Nintendo Perbarui eShop Switch dengan Tema Hitam Klasik dan Fitur Keamanan Baru
Baca dalam 60 detik
- Nintendo merilis pembaruan sistem 22.5.0 untuk Switch dan Switch 2, dengan perubahan signifikan pada eShop konsol lawas.
- eShop kini dapat menyesuaikan warna dengan tema konsol, termasuk opsi hitam klasik, serta menambahkan verifikasi identitas dan kontrol pemutaran video.
- Pembaruan ini memperkuat pengalaman pengguna di tengah persaingan konsol, namun belum ada dampak langsung bagi pasar Indonesia yang masih minim dukungan resmi Nintendo.

Nintendo resmi meluncurkan pembaruan sistem versi 22.5.0 untuk konsol Switch dan Switch 2. Meski kedua perangkat mendapat pembaruan, perubahan paling substansial justru terjadi pada eShop Switch generasi pertama. Antarmuka toko digital tersebut kini mampu menyelaraskan warna dengan tema yang dipilih pengguna di pengaturan konsol, termasuk skema warna hitam klasik yang selama ini dinantikan.

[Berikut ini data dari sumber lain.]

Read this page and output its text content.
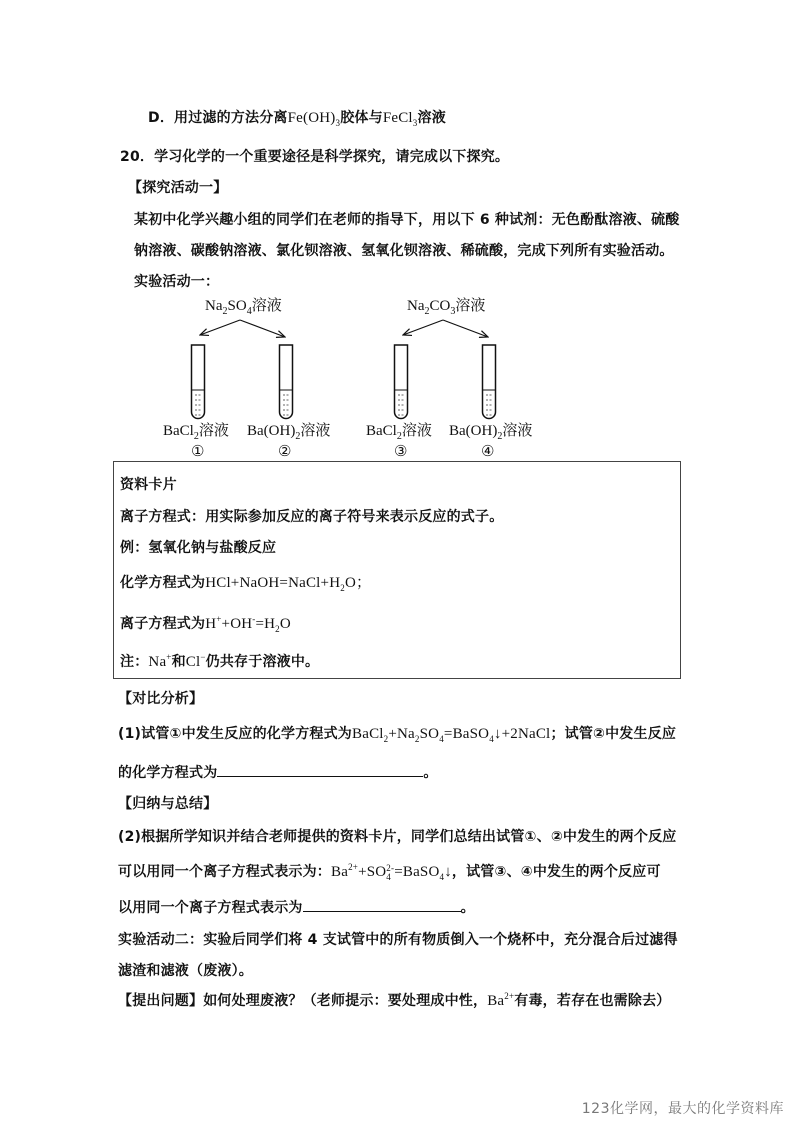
D．用过滤的方法分离$Fe(OH)_3$胶体与FeCl$_3$溶液
20．学习化学的一个重要途径是科学探究，请完成以下探究。
【探究活动一】
某初中化学兴趣小组的同学们在老师的指导下，用以下 6 种试剂：无色酚酞溶液、硫酸
钠溶液、碳酸钠溶液、氯化钡溶液、氢氧化钡溶液、稀硫酸，完成下列所有实验活动。
实验活动一：
$Na_2SO_4$溶液	$Na_2CO_3$溶液
BaCl$_2$溶液 $Ba(OH)_2$溶液 BaCl$_2$溶液 $Ba(OH)_2$溶液
①	②	③	④
资料卡片
离子方程式：用实际参加反应的离子符号来表示反应的式子。
例：氢氧化钠与盐酸反应
化学方程式为$HCl+NaOH=NaCl+H_2O$；
离子方程式为$H^++OH^-=H_2O$
注：Na+和Cl−仍共存于溶液中。
【对比分析】
(1)试管①中发生反应的化学方程式为$BaCl_2+Na_2SO_4=BaSO_4↓+2NaCl$；试管②中发生反应
的化学方程式为	。
【归纳与总结】
(2)根据所学知识并结合老师提供的资料卡片，同学们总结出试管①、②中发生的两个反应
可以用同一个离子方程式表示为：$Ba^{2+}+SO$ 2-
4 =BaSO$_4$↓，试管③、④中发生的两个反应可
以用同一个离子方程式表示为	。
实验活动二：实验后同学们将 4 支试管中的所有物质倒入一个烧杯中，充分混合后过滤得
滤渣和滤液（废液）。
【提出问题】如何处理废液？（老师提示：要处理成中性，$Ba^{2+}$有毒，若存在也需除去）
123化学网，最大的化学资料库
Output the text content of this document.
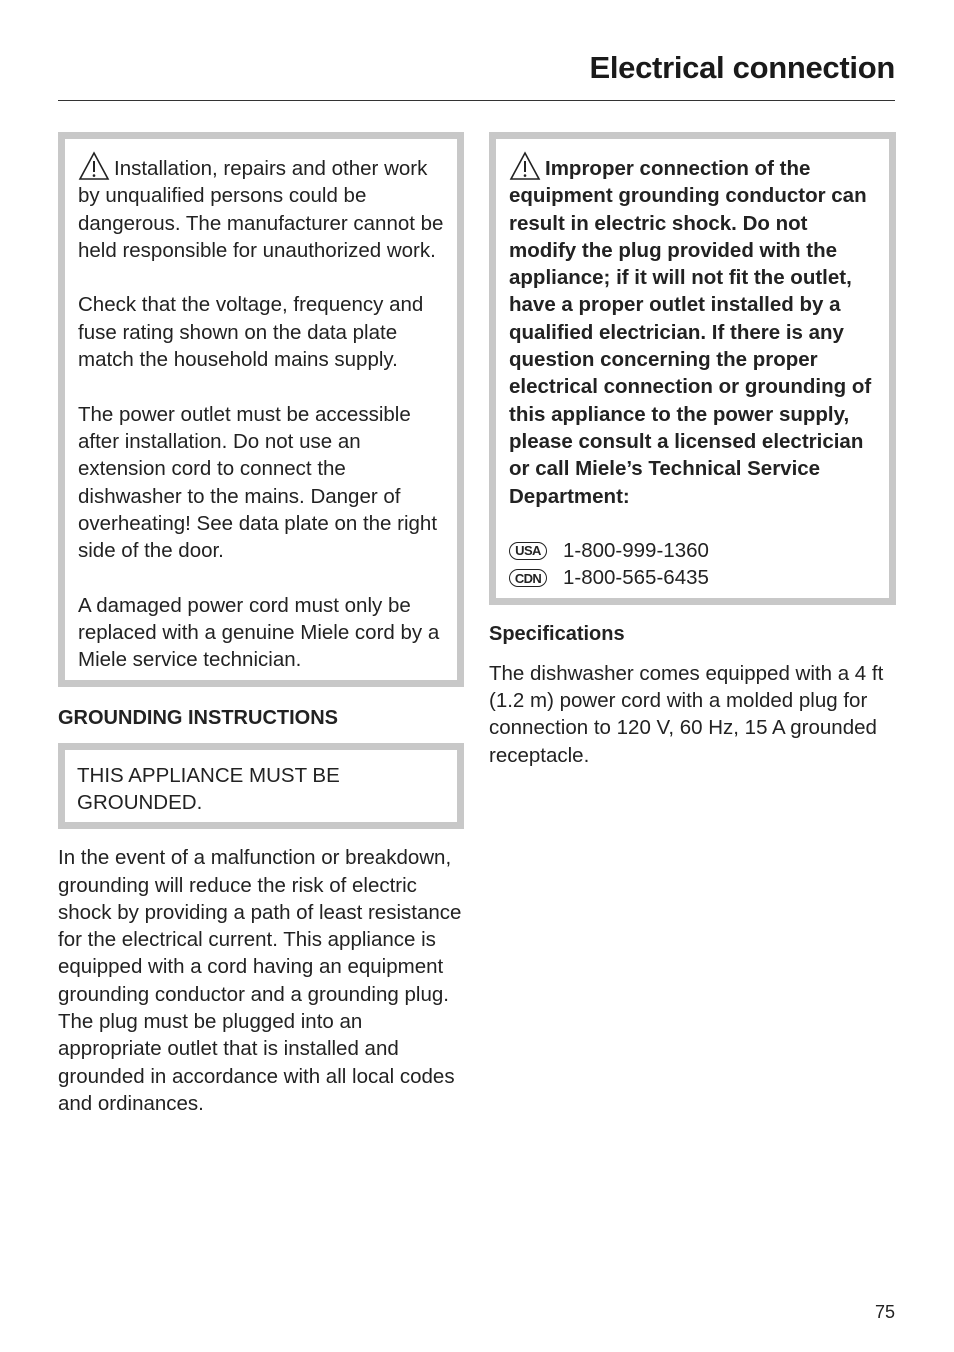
Electrical connection

Installation, repairs and other work by unqualified persons could be dangerous. The manufacturer cannot be held responsible for unauthorized work.

Check that the voltage, frequency and fuse rating shown on the data plate match the household mains supply.

The power outlet must be accessible after installation. Do not use an extension cord to connect the dishwasher to the mains. Danger of overheating! See data plate on the right side of the door.

A damaged power cord must only be replaced with a genuine Miele cord by a Miele service technician.

GROUNDING INSTRUCTIONS

THIS APPLIANCE MUST BE GROUNDED.

In the event of a malfunction or breakdown, grounding will reduce the risk of electric shock by providing a path of least resistance for the electrical current. This appliance is equipped with a cord having an equipment grounding conductor and a grounding plug. The plug must be plugged into an appropriate outlet that is installed and grounded in accordance with all local codes and ordinances.

Improper connection of the equipment grounding conductor can result in electric shock. Do not modify the plug provided with the appliance; if it will not fit the outlet, have a proper outlet installed by a qualified electrician. If there is any question concerning the proper electrical connection or grounding of this appliance to the power supply, please consult a licensed electrician or call Miele’s Technical Service Department:

USA	1-800-999-1360
CDN 1-800-565-6435
Specifications

The dishwasher comes equipped with a 4 ft (1.2 m) power cord with a molded plug for connection to 120 V, 60 Hz, 15 A grounded receptacle.

75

Pembaruan ini tidak hanya bersifat kosmetik. Nintendo juga menambahkan fitur keamanan berupa kode verifikasi identitas untuk mengonfirmasi tindakan tertentu di eShop. Langkah ini dinilai sebagai respons terhadap meningkatnya kekhawatiran akan keamanan akun pengguna. Selain itu, pengguna kini dapat memundurkan atau memajukan video 10 detik menggunakan tombol ZR dan ZL, sebuah peningkatan kecil namun praktis bagi mereka yang kerap menonton cuplikan game.
Untuk Switch 2, pembaruan 22.5.0 lebih bersifat penyempurnaan stabilitas sistem dan dukungan bahasa Rusia serta Belanda. Tidak ada perubahan signifikan pada antarmuka atau fitur baru yang mencolok. Hal ini menunjukkan bahwa Nintendo masih memfokuskan perhatian pada basis pengguna Switch asli yang jumlahnya jauh lebih besar.

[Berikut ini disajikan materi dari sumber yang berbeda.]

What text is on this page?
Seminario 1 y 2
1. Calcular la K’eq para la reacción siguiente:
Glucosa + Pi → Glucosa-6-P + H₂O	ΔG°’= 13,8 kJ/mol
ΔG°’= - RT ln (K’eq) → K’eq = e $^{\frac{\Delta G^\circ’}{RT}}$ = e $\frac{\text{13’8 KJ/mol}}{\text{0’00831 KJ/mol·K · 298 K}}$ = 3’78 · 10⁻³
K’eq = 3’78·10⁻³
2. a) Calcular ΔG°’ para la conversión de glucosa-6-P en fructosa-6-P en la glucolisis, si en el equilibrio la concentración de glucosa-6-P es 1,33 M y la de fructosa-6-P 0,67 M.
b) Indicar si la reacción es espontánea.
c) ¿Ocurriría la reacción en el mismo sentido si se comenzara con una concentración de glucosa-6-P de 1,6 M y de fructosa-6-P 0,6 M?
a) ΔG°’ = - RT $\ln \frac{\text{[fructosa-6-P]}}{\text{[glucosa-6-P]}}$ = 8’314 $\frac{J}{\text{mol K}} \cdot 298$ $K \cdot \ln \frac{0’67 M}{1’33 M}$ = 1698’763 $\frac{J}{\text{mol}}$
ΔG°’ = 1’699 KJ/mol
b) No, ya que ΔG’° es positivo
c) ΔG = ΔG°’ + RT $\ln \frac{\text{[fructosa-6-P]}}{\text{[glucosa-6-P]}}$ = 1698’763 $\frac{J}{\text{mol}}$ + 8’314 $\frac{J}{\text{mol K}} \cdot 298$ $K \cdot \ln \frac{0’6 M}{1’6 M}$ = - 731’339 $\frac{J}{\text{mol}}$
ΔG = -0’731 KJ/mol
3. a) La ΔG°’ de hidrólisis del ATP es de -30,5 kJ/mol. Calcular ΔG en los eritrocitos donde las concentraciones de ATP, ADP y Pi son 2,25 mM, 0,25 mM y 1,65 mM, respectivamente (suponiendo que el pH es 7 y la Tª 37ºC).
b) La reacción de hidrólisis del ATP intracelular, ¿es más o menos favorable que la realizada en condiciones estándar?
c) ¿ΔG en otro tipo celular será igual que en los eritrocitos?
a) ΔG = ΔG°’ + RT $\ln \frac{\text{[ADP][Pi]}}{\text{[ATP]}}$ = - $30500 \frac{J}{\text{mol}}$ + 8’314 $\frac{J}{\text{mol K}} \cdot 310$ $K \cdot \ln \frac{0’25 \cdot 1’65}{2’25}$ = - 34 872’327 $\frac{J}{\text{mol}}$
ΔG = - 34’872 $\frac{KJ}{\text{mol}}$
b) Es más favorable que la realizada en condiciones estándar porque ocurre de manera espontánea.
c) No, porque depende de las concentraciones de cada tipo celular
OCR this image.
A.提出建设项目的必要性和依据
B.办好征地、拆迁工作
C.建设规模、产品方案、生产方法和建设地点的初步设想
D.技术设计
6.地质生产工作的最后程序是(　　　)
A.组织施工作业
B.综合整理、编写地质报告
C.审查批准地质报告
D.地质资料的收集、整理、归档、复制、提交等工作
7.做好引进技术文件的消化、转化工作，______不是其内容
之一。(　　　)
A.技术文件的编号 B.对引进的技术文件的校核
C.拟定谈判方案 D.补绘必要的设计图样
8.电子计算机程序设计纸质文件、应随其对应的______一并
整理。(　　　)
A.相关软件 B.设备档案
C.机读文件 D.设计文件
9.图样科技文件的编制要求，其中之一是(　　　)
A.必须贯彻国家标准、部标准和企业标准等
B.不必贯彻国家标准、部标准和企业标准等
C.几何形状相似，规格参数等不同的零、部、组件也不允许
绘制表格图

Bagi pengguna di Indonesia, pembaruan ini mungkin tidak langsung terasa karena layanan eShop Nintendo belum sepenuhnya dioptimalkan untuk pasar lokal. Namun, langkah Nintendo meningkatkan keamanan akun dan personalisasi antarmuka patut diapresiasi. Di tengah persaingan dengan PlayStation dan Xbox, Nintendo terus berupaya mempertahankan loyalitas pengguna setianya melalui perbaikan pengalaman pengguna yang konsisten.
Menurut analis industri, pembaruan ini juga mengindikasikan bahwa Nintendo tidak akan meninggalkan Switch generasi pertama dalam waktu dekat. Dengan basis pemain yang masih aktif, perusahaan asal Kyoto ini memilih untuk terus memberikan dukungan perangkat lunak meskipun Switch 2 sudah beredar. Keputusan ini sejalan dengan strategi Nintendo yang kerap memperpanjang siklus hidup konsol lamanya.
Ke depan, pertanyaan yang muncul adalah apakah Nintendo akan menghadirkan fitur serupa untuk eShop di kawasan Asia Tenggara, termasuk Indonesia. Dengan potensi pasar yang besar, penyesuaian lokal seperti dukungan bahasa Indonesia dan metode pembayaran yang lebih mudah bisa menjadi langkah selanjutnya. Namun, hingga saat ini belum ada pengumuman resmi mengenai hal tersebut.